For decades, professional money managers have used benchmarks for measuring performance. For stocks, the standard index has been the Standard & Poors 500 Index (S&P 500). However, this index has become so extremely concentrated that it is no longer representative of stocks as a broad asset class. So, effective immediately, I am replacing it as a relative performance benchmark for stocks with the S&P 500 equally weighted index.
It is prudent to measure performance and this is no less true for managers of investments. I use what is known as an absolute benchmark and a relative benchmark. The absolute benchmark varies by client but is a fixed percentage like 7%. This is our long-term goal and I measure net of fees and expenses in the accounts.
However, it is also good to have a relative benchmark because I can only invest in what is available and when it comes to stocks, there are no fixed returns. Their value varies continuously as markets set prices as long as the market is open, usually 9:30 am to 4:00 pm EST for stocks traded in the United States. To represent the return of stocks over any given period I need something to use as a benchmark. It must be representative of stocks and readily available.
Back in the late 1800s Charles Dow came up with the idea of jotting down the daily closing price of 30 stocks and adding those prices together to come up with a stock performance benchmark. It became known later as the Dow Jones Industrial Average as is widely quoted in the news. However, the basic design is flawed in that the influence in the index each stock has is represented by its price.

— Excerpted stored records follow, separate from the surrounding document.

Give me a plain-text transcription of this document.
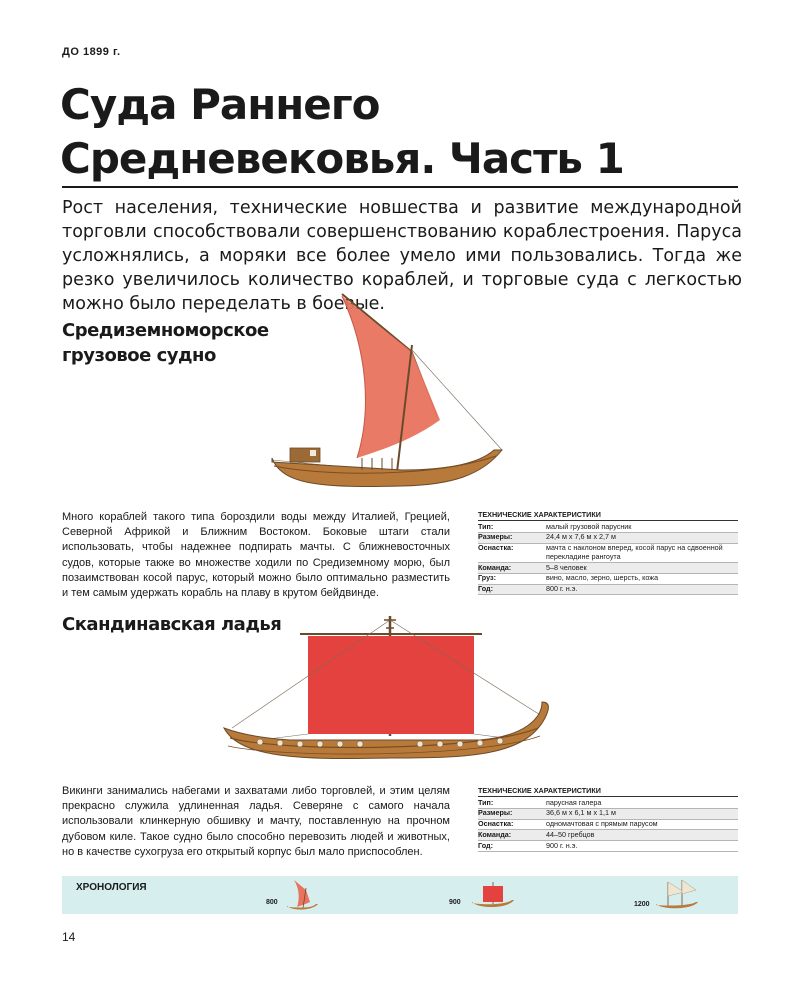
ДО 1899 г.
Суда Раннего
Средневековья. Часть 1
Рост населения, технические новшества и развитие международной торговли способствовали совершенствованию кораблестроения. Паруса усложнялись, а моряки все более умело ими пользовались. Тогда же резко увеличилось количество кораблей, и торговые суда с легкостью можно было переделать в боевые.
Средиземноморское
грузовое судно
Много кораблей такого типа бороздили воды между Италией, Грецией, Северной Африкой и Ближним Востоком. Боковые штаги стали использовать, чтобы надежнее подпирать мачты. С ближневосточных судов, которые также во множестве ходили по Средиземному морю, был позаимствован косой парус, который можно было оптимально разместить и тем самым удержать корабль на плаву в крутом бейдвинде.
ТЕХНИЧЕСКИЕ ХАРАКТЕРИСТИКИ
Тип:	малый грузовой парусник
Размеры:	24,4 м х 7,6 м х 2,7 м
Оснастка:	мачта с наклоном вперед, косой парус на сдвоенной перекладине рангоута
Команда:	5–8 человек
Груз:	вино, масло, зерно, шерсть, кожа
Год:	800 г. н.э.
Скандинавская ладья
Викинги занимались набегами и захватами либо торговлей, и этим целям прекрасно служила удлиненная ладья. Северяне с самого начала использовали клинкерную обшивку и мачту, поставленную на прочном дубовом киле. Такое судно было способно перевозить людей и животных, но в качестве сухогруза его открытый корпус был мало приспособлен.
ТЕХНИЧЕСКИЕ ХАРАКТЕРИСТИКИ
Тип:	парусная галера
Размеры:	36,6 м х 6,1 м х 1,1 м
Оснастка:	одномачтовая с прямым парусом
Команда:	44–50 гребцов
Год:	900 г. н.э.
ХРОНОЛОГИЯ
800	900	1200
14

So a $100 stock has ten times the influence of a $10 stock and that is as arbitrary as it is simple.
Later, it was thought that 500 stocks would be more representative and that weighting them by their market capitalization would be the best method. Market cap is simply shares issued times the price of the shares. The thinking was that bigger companies would be more widely owned and ought to have more weight. This does make some sense but it also has a widely recognized flaw. Because of the weightings, it essentially only represents large companies. The top 100 stocks make up the vast majority of the weighting and thus the performance.
The second flaw is that by multiplying shares outstanding by price, we are back at Charles Dow’s problem of price being a large factor. This has always exaggerated the performance of the index by giving the most weight to those stocks performing the best by increasing in price. This can be good in the short term for an investor in products based on the index but bad for someone wanting an objective measure.

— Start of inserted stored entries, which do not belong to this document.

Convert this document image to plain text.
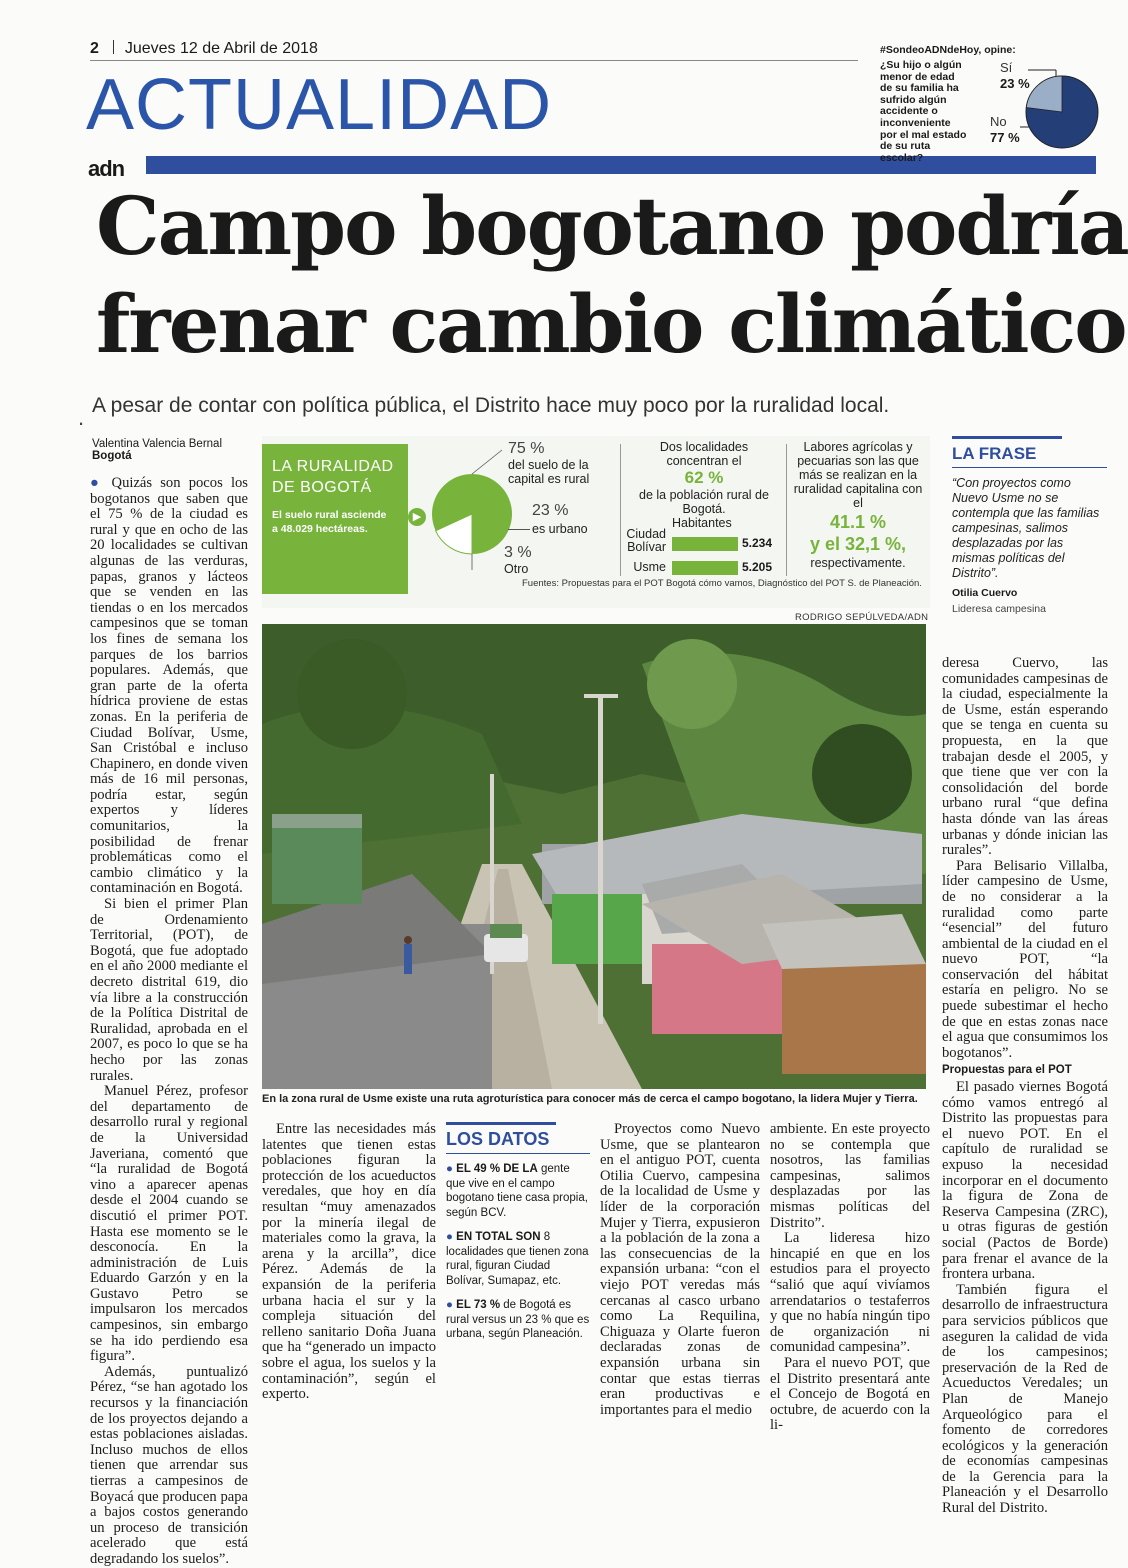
2 Jueves 12 de Abril de 2018
ACTUALIDAD
adn
#SondeoADNdeHoy, opine:
¿Su hijo o algún menor de edad de su familia ha sufrido algún accidente o inconveniente por el mal estado de su ruta escolar?
Sí
23 %
No
77 %
Campo bogotano podría
frenar cambio climático
. A pesar de contar con política pública, el Distrito hace muy poco por la ruralidad local.
Valentina Valencia Bernal
Bogotá
LA RURALIDAD DE BOGOTÁ
El suelo rural asciende a 48.029 hectáreas.
▶
75 %
del suelo de la capital es rural
23 %
es urbano
3 %
Otro
Dos localidades concentran el
62 %
de la población rural de Bogotá.
Habitantes
Ciudad Bolívar	5.234
Usme	5.205
Labores agrícolas y pecuarias son las que más se realizan en la ruralidad capitalina con el
41.1 %
y el 32,1 %,
respectivamente.
Fuentes: Propuestas para el POT Bogotá cómo vamos, Diagnóstico del POT S. de Planeación.
LA FRASE
“Con proyectos como Nuevo Usme no se contempla que las familias campesinas, salimos desplazadas por las mismas políticas del Distrito”.
Otilia Cuervo
Lideresa campesina

● Quizás son pocos los bogotanos que saben que el 75 % de la ciudad es rural y que en ocho de las 20 localidades se cultivan algunas de las verduras, papas, granos y lácteos que se venden en las tiendas o en los mercados campesinos que se toman los fines de semana los parques de los barrios populares. Además, que gran parte de la oferta hídrica proviene de estas zonas. En la periferia de Ciudad Bolívar, Usme, San Cristóbal e incluso Chapinero, en donde viven más de 16 mil personas, podría estar, según expertos y líderes comunitarios, la posibilidad de frenar problemáticas como el cambio climático y la contaminación en Bogotá.

Si bien el primer Plan de Ordenamiento Territorial, (POT), de Bogotá, que fue adoptado en el año 2000 mediante el decreto distrital 619, dio vía libre a la construcción de la Política Distrital de Ruralidad, aprobada en el 2007, es poco lo que se ha hecho por las zonas rurales.

Manuel Pérez, profesor del departamento de desarrollo rural y regional de la Universidad Javeriana, comentó que “la ruralidad de Bogotá vino a aparecer apenas desde el 2004 cuando se discutió el primer POT. Hasta ese momento se le desconocía. En la administración de Luis Eduardo Garzón y en la Gustavo Petro se impulsaron los mercados campesinos, sin embargo se ha ido perdiendo esa figura”.

Además, puntualizó Pérez, “se han agotado los recursos y la financiación de los proyectos dejando a estas poblaciones aisladas. Incluso muchos de ellos tienen que arrendar sus tierras a campesinos de Boyacá que producen papa a bajos costos generando un proceso de transición acelerado que está degradando los suelos”.

RODRIGO SEPÚLVEDA/ADN
En la zona rural de Usme existe una ruta agroturística para conocer más de cerca el campo bogotano, la lidera Mujer y Tierra.

Entre las necesidades más latentes que tienen estas poblaciones figuran la protección de los acueductos veredales, que hoy en día resultan “muy amenazados por la minería ilegal de materiales como la grava, la arena y la arcilla”, dice Pérez. Además de la expansión de la periferia urbana hacia el sur y la compleja situación del relleno sanitario Doña Juana que ha “generado un impacto sobre el agua, los suelos y la contaminación”, según el experto.

LOS DATOS
● EL 49 % DE LA gente que vive en el campo bogotano tiene casa propia, según BCV.
● EN TOTAL SON 8 localidades que tienen zona rural, figuran Ciudad Bolívar, Sumapaz, etc.
● EL 73 % de Bogotá es rural versus un 23 % que es urbana, según Planeación.

Proyectos como Nuevo Usme, que se plantearon en el antiguo POT, cuenta Otilia Cuervo, campesina de la localidad de Usme y líder de la corporación Mujer y Tierra, expusieron a la población de la zona a las consecuencias de la expansión urbana: “con el viejo POT veredas más cercanas al casco urbano como La Requilina, Chiguaza y Olarte fueron declaradas zonas de expansión urbana sin contar que estas tierras eran productivas e importantes para el medio

ambiente. En este proyecto no se contempla que nosotros, las familias campesinas, salimos desplazadas por las mismas políticas del Distrito”.

La lideresa hizo hincapié en que en los estudios para el proyecto “salió que aquí vivíamos arrendatarios o testaferros y que no había ningún tipo de organización ni comunidad campesina”.

Para el nuevo POT, que el Distrito presentará ante el Concejo de Bogotá en octubre, de acuerdo con la li-

deresa Cuervo, las comunidades campesinas de la ciudad, especialmente la de Usme, están esperando que se tenga en cuenta su propuesta, en la que trabajan desde el 2005, y que tiene que ver con la consolidación del borde urbano rural “que defina hasta dónde van las áreas urbanas y dónde inician las rurales”.

Para Belisario Villalba, líder campesino de Usme, de no considerar a la ruralidad como parte “esencial” del futuro ambiental de la ciudad en el nuevo POT, “la conservación del hábitat estaría en peligro. No se puede subestimar el hecho de que en estas zonas nace el agua que consumimos los bogotanos”.

Propuestas para el POT

El pasado viernes Bogotá cómo vamos entregó al Distrito las propuestas para el nuevo POT. En el capítulo de ruralidad se expuso la necesidad incorporar en el documento la figura de Zona de Reserva Campesina (ZRC), u otras figuras de gestión social (Pactos de Borde) para frenar el avance de la frontera urbana.

También figura el desarrollo de infraestructura para servicios públicos que aseguren la calidad de vida de los campesinos; preservación de la Red de Acueductos Veredales; un Plan de Manejo Arqueológico para el fomento de corredores ecológicos y la generación de economías campesinas de la Gerencia para la Planeación y el Desarrollo Rural del Distrito.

In recent years, this problem has become acute to the point of being ridiculous. As of June 2023 the top seven stocks provided 87% of the year to date performance of the 500 stock index. The index has gotten to where it is basically a seven stock index, even more concentrated that the 30 stocks in the Dow Jones Industrial Index. Worse, all seven are in the same broad industry, which is technology.

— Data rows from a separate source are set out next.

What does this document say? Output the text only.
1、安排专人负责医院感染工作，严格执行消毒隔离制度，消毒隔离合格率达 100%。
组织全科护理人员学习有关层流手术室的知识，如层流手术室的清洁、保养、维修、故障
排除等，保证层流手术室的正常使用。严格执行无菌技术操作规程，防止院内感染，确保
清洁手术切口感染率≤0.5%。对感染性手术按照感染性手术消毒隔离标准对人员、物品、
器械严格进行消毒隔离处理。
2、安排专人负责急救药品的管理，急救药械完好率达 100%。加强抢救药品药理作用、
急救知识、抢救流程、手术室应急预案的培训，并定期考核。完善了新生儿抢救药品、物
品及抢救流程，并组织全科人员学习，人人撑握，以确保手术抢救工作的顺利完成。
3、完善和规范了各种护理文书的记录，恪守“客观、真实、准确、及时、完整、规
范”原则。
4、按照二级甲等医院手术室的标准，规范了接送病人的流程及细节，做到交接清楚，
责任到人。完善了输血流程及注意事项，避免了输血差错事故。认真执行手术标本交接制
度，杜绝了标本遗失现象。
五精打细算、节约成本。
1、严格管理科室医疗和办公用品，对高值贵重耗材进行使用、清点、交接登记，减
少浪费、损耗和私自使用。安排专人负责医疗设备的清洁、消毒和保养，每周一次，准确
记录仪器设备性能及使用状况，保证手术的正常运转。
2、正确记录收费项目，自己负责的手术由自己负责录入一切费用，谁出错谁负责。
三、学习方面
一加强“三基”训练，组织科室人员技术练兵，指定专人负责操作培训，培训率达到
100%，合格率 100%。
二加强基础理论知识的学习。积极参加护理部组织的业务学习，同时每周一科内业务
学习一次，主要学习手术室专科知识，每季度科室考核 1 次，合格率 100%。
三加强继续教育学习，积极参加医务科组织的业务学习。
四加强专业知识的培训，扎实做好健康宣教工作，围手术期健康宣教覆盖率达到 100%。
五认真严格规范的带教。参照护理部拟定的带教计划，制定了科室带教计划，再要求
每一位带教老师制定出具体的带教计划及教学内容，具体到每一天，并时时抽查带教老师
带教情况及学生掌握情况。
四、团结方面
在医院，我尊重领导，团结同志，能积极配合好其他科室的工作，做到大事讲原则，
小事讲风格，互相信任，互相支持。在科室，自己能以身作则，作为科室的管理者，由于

This has been a problem for many years, but in the last 10 years has become ever more extreme to the point that I cannot say with a straight face that the S&P 500 is an index representative of stocks as an asset class.
So, effective immediately, the S&P 500 index will be replaced with . . . the S&P 500 index. What? Yes, the same broad scope but with all stocks equally weighted so that each stock of the 500 has equal influence. It still obviously favors larger stocks but I will use the S&P 600 for midsize and small stocks. The S&P 600 is not the largest 600 stocks, it is the largest 600 after the 500 biggest. Alternatively, I can use the Russell 2000 which I have used for many years.
Now, nearly all accounts are accounts with some other assets like bonds or money market or limited partnerships of various stripes. So the relative benchmark for an account as a whole will be an ETF from inSights that is weighted between stocks and bonds in a mix similar to that of the account.
In managing 401(k) accounts, models will be measured against balanced funds in their peer group, i.e., funds with a similar mix of stocks to bonds.